Gasior Stephen L, Roy-Engel Astrid M, Deininger Prescott L
Tulane Cancer Center and Department of Epidemiology, SL66, Tulane University Health Sciences Center, 1430 Tulane Avenue, New Orleans, LA 70112, USA.
DNA Repair (Amst). 2008 Jun 1;7(6):983-9. doi: 10.1016/j.dnarep.2008.02.006. Epub 2008 Apr 18.

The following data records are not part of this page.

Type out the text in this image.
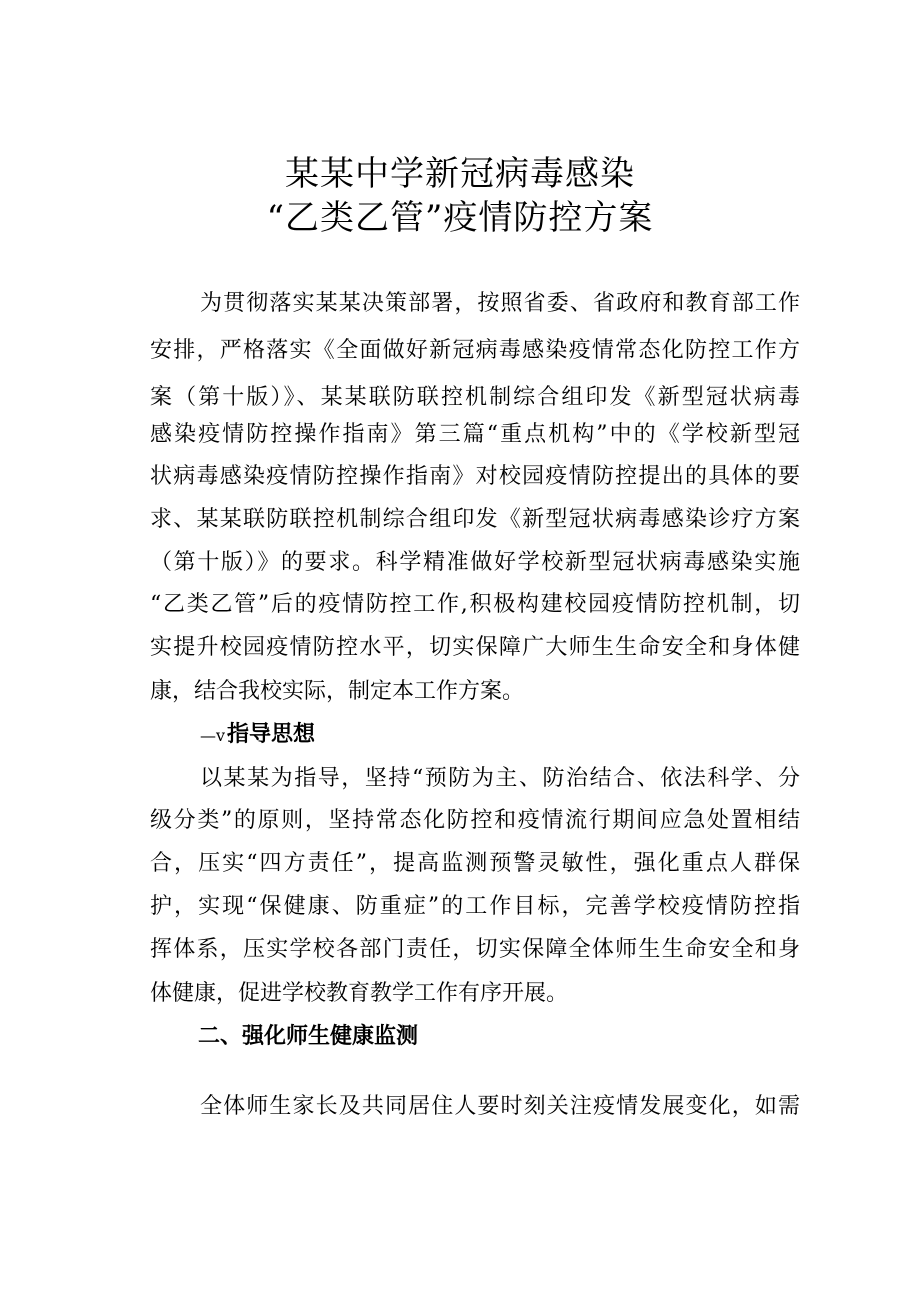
某某中学新冠病毒感染
“乙类乙管”疫情防控方案
为贯彻落实某某决策部署，按照省委、省政府和教育部工作
安排，严格落实《全面做好新冠病毒感染疫情常态化防控工作方
案（第十版）》、某某联防联控机制综合组印发《新型冠状病毒
感染疫情防控操作指南》第三篇“重点机构”中的《学校新型冠
状病毒感染疫情防控操作指南》对校园疫情防控提出的具体的要
求、某某联防联控机制综合组印发《新型冠状病毒感染诊疗方案
（第十版）》的要求。科学精准做好学校新型冠状病毒感染实施
“乙类乙管”后的疫情防控工作,积极构建校园疫情防控机制，切
实提升校园疫情防控水平，切实保障广大师生生命安全和身体健
康，结合我校实际，制定本工作方案。
—v指导思想
以某某为指导，坚持“预防为主、防治结合、依法科学、分
级分类”的原则，坚持常态化防控和疫情流行期间应急处置相结
合，压实“四方责任”，提高监测预警灵敏性，强化重点人群保
护，实现“保健康、防重症”的工作目标，完善学校疫情防控指
挥体系，压实学校各部门责任，切实保障全体师生生命安全和身
体健康，促进学校教育教学工作有序开展。
二、强化师生健康监测
全体师生家长及共同居住人要时刻关注疫情发展变化，如需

Retrotransposons are currently active in the human and mouse genomes contributing to novel disease mutations and genomic variation via de novo insertions. However, little is known about the interactions of non-long terminal repeat (non-LTR) retrotransposons with the host DNA repair machinery. Based on the model of retrotransposition for the human and mouse LINE-1 element, one likely intermediate is an extension of cDNA that is heterologous to the genomic target, a flap intermediate. To determine whether a human flap endonuclease could recognize and process this potential intermediate, the genetic requirement for the ERCC1/XPF heterodimer during LINE-1 retrotransposition was characterized. Reduction of XPF in human cells increased retrotransposition whereas complementation of ERCC1-deficiency in hamster cells reduced retrotransposition. These results demonstrate for the first time that DNA repair enzymes act to limit non-LTR retrotransposition and may provide insight into the genetic instability phenotypes of ercc1 and xpf individuals.
逆转录转座子目前在人类和小鼠基因组中具有活性,通过从头插入导致新的疾病突变和基因组变异。然而,关于非长末端重复(non-LTR)逆转录转座子与宿主DNA修复机制之间的相互作用,我们知之甚少。基于人类和小鼠LINE-1元件的逆转录转座模型,一种可能的中间体是与基因组靶标异源的cDNA延伸,即瓣状中间体。为了确定人类瓣状核酸内切酶是否能够识别并处理这种潜在的中间体,我们对LINE-1逆转录转座过程中ERCC1/XPF异二聚体的遗传需求进行了表征。人类细胞中XPF的减少增加了逆转录转座,而仓鼠细胞中ERCC1缺陷的互补则减少了逆转录转座。这些结果首次证明DNA修复酶的作用是限制非LTR逆转录转座,并可能为深入了解ercc1和xpf个体的遗传不稳定表型提供线索。